What is a partition fence in North Dakota?

A partition fence in North Dakota is a fence on or near a shared property boundary. NDCC Chapter 17-05 governs how partition fences are built, maintained, and disputed between adjoining rural property owners. When neighbors cannot agree, fence viewers can be called, but a licensed PLS survey is the definitive way to establish where the legal boundary sits.

What are fence viewers in North Dakota?

Fence viewers are officials designated under NDCC Chapter 17-05 to resolve disputes between adjoining property owners regarding the construction and maintenance of partition fences. A boundary survey from a licensed PLS establishes the property line that fence viewers use as the reference point for their decision.

How far off can a fence line be from the actual property line in rural North Dakota?

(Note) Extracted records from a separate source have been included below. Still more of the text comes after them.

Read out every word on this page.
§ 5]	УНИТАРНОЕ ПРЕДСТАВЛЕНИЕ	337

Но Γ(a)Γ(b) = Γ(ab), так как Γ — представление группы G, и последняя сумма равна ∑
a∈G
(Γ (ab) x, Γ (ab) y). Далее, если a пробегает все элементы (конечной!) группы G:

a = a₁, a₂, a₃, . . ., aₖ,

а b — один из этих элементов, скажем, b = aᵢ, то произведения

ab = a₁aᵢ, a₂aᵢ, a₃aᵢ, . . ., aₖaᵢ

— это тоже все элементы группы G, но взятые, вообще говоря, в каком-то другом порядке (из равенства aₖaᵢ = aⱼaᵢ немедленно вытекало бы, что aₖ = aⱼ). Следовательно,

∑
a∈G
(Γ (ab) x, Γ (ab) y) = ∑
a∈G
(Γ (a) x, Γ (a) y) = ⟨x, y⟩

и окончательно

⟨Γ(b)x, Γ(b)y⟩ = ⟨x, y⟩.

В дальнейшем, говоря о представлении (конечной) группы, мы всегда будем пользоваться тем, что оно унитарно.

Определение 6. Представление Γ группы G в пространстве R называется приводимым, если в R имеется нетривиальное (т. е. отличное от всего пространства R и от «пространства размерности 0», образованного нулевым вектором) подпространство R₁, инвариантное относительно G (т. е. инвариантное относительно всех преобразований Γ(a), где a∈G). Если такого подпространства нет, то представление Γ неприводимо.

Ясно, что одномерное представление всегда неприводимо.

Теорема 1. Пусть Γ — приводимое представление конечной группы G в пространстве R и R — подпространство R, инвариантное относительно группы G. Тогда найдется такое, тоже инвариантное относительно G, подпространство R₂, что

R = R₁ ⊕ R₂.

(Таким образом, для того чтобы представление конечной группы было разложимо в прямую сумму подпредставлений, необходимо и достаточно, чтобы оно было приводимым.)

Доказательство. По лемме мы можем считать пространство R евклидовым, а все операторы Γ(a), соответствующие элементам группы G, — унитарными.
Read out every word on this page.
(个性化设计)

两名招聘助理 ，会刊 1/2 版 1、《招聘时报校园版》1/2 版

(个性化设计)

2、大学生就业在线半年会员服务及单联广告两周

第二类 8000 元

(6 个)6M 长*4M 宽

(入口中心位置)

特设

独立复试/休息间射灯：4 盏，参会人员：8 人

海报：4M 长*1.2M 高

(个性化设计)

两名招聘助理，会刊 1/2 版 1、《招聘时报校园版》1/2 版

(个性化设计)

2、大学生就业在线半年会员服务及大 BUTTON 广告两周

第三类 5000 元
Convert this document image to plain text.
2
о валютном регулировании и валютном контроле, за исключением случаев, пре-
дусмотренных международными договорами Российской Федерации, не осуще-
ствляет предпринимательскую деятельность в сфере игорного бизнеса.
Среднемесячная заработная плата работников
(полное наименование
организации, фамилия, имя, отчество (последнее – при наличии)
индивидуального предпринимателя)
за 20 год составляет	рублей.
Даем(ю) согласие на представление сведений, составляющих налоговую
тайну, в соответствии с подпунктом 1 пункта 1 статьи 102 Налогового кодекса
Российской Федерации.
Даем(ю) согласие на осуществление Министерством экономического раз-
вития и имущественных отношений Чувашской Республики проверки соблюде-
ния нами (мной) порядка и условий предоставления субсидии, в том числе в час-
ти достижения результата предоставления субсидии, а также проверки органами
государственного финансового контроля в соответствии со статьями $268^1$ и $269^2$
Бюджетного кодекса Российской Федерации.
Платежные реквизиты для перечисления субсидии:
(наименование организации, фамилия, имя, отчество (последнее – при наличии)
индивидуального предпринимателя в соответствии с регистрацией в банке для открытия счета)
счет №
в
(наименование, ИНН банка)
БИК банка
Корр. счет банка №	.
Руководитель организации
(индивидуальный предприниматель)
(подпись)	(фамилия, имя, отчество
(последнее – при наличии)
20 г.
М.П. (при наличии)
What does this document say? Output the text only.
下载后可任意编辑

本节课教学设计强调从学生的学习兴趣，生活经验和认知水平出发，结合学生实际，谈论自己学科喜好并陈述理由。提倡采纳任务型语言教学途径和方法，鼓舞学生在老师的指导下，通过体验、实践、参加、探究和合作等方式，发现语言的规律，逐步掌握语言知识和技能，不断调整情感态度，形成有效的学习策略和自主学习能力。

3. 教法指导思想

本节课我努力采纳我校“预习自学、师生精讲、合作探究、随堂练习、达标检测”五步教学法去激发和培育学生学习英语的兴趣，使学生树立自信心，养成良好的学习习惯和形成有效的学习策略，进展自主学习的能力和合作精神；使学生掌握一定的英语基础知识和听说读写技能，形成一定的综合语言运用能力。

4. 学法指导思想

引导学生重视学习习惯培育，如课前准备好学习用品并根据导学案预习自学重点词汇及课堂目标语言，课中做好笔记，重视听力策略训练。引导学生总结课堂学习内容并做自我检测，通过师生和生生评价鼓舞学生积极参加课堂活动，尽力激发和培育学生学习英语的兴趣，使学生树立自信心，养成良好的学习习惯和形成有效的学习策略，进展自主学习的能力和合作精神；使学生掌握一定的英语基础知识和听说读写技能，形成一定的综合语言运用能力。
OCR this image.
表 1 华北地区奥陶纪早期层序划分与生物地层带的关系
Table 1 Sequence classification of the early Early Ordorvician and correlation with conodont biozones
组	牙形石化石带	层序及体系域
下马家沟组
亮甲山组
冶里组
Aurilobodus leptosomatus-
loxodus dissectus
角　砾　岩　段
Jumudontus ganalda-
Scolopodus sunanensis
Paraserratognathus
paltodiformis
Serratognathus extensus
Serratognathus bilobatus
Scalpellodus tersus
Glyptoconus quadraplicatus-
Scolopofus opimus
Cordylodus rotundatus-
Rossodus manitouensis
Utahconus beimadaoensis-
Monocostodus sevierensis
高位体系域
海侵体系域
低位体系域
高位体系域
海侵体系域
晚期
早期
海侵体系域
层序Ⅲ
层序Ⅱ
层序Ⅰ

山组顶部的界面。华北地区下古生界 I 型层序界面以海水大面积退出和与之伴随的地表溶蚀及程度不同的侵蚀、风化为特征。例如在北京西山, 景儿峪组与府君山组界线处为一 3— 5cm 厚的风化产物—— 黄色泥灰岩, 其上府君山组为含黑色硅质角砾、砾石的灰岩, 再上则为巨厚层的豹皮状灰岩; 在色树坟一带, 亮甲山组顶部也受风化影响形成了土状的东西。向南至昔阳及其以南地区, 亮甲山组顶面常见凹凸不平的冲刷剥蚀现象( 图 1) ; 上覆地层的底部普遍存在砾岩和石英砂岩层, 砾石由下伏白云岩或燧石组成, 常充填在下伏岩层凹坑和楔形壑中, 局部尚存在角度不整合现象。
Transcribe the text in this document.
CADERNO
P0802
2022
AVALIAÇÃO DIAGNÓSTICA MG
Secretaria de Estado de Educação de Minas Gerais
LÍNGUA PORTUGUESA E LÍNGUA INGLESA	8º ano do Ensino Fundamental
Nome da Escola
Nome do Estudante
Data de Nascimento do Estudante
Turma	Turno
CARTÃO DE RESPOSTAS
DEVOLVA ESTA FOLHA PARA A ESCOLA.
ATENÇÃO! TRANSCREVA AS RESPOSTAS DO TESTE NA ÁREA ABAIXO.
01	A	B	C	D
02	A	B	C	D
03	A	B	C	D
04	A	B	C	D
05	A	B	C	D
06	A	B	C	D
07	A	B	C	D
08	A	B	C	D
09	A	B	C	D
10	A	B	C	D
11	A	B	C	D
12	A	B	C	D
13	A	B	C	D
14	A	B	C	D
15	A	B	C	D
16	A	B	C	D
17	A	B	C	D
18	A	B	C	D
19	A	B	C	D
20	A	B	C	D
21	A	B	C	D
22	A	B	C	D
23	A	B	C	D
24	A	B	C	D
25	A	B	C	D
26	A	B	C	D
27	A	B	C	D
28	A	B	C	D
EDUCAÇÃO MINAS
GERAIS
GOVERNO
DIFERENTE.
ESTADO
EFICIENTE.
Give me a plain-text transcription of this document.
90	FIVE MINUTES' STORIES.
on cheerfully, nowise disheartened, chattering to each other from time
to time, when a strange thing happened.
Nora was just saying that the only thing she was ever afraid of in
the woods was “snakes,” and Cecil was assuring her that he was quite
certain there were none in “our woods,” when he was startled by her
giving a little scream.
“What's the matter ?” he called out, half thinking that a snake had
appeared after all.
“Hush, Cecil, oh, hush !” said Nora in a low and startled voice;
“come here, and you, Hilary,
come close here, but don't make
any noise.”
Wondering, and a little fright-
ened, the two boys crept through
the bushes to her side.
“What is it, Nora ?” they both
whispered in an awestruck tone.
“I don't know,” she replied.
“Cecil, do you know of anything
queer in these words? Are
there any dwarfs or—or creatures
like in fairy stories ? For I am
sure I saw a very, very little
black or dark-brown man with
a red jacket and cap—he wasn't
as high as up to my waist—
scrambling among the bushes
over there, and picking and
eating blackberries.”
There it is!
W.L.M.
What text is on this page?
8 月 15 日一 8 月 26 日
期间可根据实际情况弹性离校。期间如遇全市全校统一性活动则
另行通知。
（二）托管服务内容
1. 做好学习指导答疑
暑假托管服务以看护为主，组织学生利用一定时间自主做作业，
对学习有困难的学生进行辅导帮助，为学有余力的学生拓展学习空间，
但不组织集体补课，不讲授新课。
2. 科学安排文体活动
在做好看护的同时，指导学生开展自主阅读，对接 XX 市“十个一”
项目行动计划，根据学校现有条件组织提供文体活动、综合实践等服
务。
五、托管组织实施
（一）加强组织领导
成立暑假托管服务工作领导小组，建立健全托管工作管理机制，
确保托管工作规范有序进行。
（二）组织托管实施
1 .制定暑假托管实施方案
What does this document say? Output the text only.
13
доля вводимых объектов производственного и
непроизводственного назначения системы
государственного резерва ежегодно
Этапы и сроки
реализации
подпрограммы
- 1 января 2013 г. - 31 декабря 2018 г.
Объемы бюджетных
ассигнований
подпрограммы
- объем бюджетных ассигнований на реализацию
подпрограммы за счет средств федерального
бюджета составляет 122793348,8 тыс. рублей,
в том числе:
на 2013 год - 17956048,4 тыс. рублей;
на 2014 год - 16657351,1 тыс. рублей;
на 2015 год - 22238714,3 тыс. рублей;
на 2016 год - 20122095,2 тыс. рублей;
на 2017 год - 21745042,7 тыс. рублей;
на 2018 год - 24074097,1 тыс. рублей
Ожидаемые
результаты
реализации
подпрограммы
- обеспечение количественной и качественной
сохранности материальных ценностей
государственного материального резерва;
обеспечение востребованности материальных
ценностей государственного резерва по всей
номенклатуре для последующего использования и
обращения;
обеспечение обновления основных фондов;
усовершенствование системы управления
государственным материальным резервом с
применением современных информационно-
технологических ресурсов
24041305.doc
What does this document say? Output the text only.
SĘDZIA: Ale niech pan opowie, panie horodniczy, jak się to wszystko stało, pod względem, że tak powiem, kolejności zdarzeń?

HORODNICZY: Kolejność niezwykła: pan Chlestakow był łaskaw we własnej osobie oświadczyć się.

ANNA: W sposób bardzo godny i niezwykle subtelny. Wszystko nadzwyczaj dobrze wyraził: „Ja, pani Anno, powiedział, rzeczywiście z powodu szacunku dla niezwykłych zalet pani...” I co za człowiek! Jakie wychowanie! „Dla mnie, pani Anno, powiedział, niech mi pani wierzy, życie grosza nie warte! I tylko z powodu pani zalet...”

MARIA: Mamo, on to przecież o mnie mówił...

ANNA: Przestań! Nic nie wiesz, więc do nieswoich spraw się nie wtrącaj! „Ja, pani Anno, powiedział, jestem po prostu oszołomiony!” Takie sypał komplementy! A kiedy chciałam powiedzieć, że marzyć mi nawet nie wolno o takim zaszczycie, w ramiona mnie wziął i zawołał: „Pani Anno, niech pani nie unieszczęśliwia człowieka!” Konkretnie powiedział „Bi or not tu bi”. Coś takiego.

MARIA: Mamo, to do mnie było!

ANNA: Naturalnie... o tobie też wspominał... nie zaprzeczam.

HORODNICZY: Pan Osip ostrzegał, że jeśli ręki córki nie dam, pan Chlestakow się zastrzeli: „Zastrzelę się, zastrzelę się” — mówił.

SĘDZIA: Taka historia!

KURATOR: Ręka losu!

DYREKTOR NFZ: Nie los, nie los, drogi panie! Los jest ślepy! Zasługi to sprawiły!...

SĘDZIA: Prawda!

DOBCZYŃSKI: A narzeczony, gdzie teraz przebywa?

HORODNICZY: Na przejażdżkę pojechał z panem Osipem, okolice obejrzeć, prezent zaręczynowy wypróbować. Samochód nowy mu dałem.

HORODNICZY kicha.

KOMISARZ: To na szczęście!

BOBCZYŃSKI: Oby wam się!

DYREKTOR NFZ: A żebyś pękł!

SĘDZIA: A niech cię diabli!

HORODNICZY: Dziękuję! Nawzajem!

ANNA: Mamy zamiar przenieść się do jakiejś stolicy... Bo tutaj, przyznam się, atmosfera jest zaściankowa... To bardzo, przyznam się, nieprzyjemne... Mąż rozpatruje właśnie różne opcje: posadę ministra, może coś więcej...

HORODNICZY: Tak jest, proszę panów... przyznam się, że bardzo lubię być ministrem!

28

In rural North Dakota, old fence lines placed by estimate or informal agreement can be off from the legal PLSS section line by several feet to many dozens of feet. Over a long fence line across a large agricultural parcel, a small initial error can compound to significant acreage. A licensed PLS boundary survey is the only way to establish where the legal line actually falls.

How much does a boundary survey cost before building a fence in North Dakota?

Residential lot boundary surveys in North Dakota typically cost $500 to $900. Rural and agricultural parcels run higher depending on acreage and the condition of PLSS corner monuments. The survey cost is almost always less than removing and relocating a misplaced fence or defending an encroachment claim.